Cancer by the Numbers

It is difficult to communicate medical risk to a large audience, especially when official recommendations conflict with emotional narratives. Too often, these narratives trump evidence-based policymaking, which explains the recent uproar over revised recommendations for cancer screening.

PHILADELPHIA – It is difficult to communicate medical risk to a large audience, especially when official recommendations conflict with emotional narratives. That is why, when the United States Preventive Services Task Force (USPSTF) in 2009 presented its guidelines for breast cancer screening, which recommended against routine screenings for asymptomatic women in their 40’s and biennial, rather than annual, mammograms for women over 50, the public responded with confused fury.

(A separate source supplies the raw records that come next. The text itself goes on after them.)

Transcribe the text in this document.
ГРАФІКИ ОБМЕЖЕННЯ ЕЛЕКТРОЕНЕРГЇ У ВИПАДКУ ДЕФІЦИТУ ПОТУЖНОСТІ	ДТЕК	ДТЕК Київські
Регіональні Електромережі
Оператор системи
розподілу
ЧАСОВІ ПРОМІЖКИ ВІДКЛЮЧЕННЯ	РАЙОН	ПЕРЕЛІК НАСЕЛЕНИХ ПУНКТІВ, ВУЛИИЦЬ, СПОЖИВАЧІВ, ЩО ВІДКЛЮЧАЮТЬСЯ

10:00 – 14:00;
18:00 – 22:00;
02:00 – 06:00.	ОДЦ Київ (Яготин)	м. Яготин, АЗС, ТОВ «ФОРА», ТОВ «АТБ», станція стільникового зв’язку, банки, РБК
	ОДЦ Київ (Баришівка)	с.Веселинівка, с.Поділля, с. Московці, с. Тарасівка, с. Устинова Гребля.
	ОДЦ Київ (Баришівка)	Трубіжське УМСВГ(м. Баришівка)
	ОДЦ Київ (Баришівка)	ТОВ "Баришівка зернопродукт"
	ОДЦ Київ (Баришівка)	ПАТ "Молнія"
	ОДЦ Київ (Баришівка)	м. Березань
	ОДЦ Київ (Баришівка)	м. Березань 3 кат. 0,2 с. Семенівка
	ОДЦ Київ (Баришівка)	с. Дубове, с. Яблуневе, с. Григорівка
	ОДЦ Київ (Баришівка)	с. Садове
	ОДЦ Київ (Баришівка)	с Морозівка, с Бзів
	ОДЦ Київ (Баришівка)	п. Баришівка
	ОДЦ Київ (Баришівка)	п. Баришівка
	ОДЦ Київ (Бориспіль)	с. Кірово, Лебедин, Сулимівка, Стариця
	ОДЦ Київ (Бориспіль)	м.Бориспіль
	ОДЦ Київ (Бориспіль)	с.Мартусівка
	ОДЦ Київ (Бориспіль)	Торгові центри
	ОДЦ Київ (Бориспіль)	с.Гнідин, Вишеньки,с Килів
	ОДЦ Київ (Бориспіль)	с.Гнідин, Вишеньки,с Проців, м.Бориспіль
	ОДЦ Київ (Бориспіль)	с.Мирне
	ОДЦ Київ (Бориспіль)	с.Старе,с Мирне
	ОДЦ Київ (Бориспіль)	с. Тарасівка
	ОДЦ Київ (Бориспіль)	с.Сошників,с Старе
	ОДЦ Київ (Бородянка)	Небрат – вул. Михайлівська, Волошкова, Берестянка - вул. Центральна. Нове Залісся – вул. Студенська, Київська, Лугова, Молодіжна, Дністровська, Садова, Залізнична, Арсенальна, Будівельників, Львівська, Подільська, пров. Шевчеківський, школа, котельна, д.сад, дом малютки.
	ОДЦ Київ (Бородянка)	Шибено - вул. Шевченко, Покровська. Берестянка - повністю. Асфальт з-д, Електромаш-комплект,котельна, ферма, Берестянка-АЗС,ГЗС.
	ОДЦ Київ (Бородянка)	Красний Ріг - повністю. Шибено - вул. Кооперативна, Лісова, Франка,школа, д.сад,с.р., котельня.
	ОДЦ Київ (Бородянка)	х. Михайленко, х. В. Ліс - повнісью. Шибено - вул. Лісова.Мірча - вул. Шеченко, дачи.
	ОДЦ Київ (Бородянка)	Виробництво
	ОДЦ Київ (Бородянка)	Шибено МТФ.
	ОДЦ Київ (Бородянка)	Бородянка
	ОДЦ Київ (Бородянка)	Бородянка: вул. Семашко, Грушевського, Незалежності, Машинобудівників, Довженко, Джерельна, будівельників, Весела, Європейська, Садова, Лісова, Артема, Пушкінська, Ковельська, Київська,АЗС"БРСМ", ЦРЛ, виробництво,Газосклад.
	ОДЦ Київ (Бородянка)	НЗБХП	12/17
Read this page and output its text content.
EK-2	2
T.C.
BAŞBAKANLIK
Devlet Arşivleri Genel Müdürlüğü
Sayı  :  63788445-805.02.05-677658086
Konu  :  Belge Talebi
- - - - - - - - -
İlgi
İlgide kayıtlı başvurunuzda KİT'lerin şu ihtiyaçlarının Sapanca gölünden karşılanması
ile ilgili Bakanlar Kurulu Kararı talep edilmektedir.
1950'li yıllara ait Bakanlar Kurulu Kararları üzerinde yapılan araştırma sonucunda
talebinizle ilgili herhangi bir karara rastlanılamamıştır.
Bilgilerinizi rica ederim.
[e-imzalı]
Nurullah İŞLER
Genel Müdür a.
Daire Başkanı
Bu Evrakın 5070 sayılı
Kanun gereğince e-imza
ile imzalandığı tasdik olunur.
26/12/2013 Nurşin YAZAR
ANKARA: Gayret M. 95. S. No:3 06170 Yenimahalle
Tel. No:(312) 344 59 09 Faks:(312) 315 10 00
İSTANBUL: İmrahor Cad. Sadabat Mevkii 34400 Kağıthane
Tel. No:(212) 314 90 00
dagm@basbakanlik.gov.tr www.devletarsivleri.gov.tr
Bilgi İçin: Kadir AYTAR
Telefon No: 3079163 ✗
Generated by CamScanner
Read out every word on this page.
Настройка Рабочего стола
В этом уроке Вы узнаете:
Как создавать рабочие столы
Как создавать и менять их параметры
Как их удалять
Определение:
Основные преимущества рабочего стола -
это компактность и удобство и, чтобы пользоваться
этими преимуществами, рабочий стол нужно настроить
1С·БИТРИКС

The key to understanding this response is to be found in the nebulous zone between mathematics and psychology. People’s discomfort with the findings stemmed largely from faulty intuition: if earlier and more frequent screening increases the likelihood of detecting a possibly fatal cancer, then more screening is always desirable. If more screening can detect breast cancer in asymptomatic women in their 40’s, wouldn’t it also detect cancer in women in their 30’s? And, if so, why not, reductio ad absurdum, begin monthly mammograms at age 15?

The answer, of course, is that such intensive screening would cause more harm than good. But striking the proper balance is challenging. Unfortunately, it is not easy to weigh breast cancer’s dangers against the cumulative effects of radiation from dozens of mammograms over the years, the invasiveness of biopsies, and the debilitating impact of treating slow-growing tumors that would never have proven fatal.